When I ask my patients who have suffered a stroke why they think they can’t stand, walk or move their arm, they go:
“Because the muscles are weak!”
“And so, what do we need to do?”, I ask.
“We need to strengthen them!”
This is a common misconception in neurological conditions such as stroke, traumatic brain injury, multiple sclerosis and tumours that there is a problem with ‘weak muscles’ and that they need ‘strengthening’.
If this were the case, is the gym the optimal place for regaining abilities? Before the gym was even evented, how did people ever recover?
What strengthening does
Strengthening has long been a large part of physical rehabilitation, and works especially well provided that the neurological system is undamaged.
In my experience in helping people with stroke, multiple sclerosis and brain tumours, I avoid the word ‘strengthening’ because it implies that the person needs to work on those supposed weak muscles in order to get their abilities back.
Strengthening, physiologically, mostly ramps up everything from the muscle to the spinal cord level. The strength comes from increasing the number and thickness of the muscle fibres that have some neuronal connections, which in turn fires the muscle cells more readily. However, this sort of training doesn’t use much brain power, and so the brain delegates this type of repetitive, monotonous work to the spinal cord to drive the action.

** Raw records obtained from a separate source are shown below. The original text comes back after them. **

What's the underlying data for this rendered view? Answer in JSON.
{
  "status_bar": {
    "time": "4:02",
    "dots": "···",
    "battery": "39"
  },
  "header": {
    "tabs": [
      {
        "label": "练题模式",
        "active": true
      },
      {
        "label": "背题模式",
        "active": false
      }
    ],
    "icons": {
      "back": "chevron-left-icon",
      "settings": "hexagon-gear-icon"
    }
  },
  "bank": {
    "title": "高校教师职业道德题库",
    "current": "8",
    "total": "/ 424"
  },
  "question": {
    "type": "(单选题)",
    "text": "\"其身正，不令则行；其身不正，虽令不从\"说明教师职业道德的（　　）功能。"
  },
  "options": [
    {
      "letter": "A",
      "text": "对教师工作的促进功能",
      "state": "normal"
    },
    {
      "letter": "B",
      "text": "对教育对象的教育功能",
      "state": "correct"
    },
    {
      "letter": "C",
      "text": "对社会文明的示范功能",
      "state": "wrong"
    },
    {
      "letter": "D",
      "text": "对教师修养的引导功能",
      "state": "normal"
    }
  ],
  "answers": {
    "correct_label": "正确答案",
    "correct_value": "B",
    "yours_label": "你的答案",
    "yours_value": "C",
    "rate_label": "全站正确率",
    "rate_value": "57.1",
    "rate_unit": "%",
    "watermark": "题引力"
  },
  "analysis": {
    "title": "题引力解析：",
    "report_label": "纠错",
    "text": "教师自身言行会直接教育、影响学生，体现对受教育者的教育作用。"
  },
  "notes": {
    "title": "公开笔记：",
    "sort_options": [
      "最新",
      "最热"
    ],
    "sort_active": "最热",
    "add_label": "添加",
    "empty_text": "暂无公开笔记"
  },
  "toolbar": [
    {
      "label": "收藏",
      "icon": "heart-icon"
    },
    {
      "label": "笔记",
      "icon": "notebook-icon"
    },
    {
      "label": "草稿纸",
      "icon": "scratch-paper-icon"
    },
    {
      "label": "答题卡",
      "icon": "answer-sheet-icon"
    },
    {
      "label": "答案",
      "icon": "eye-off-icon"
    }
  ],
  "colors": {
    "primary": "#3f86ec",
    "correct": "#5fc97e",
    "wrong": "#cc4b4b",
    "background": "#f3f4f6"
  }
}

So what is really happening here is unless your brain is truly excited at the prospect of doing the same thing over and over again, chances are not a lot is happening in the brain in terms of recovery, which is where the real recovery needs to happen.
In terms of stimulation, we need to think of it as top down rather than bottom up. (Hence all the excitement about non-invasive brain stimulation).
Brains are like teenagers. They need a lot of stimulation and excitement, gets tired easily and bored very easily. They also give up easily when it doesn’t believe the outcome is achievable. So the trick here is that whatever therapy method we use, it needs to be moderately challenging and very interesting.
Chances are strengthening alone is neither.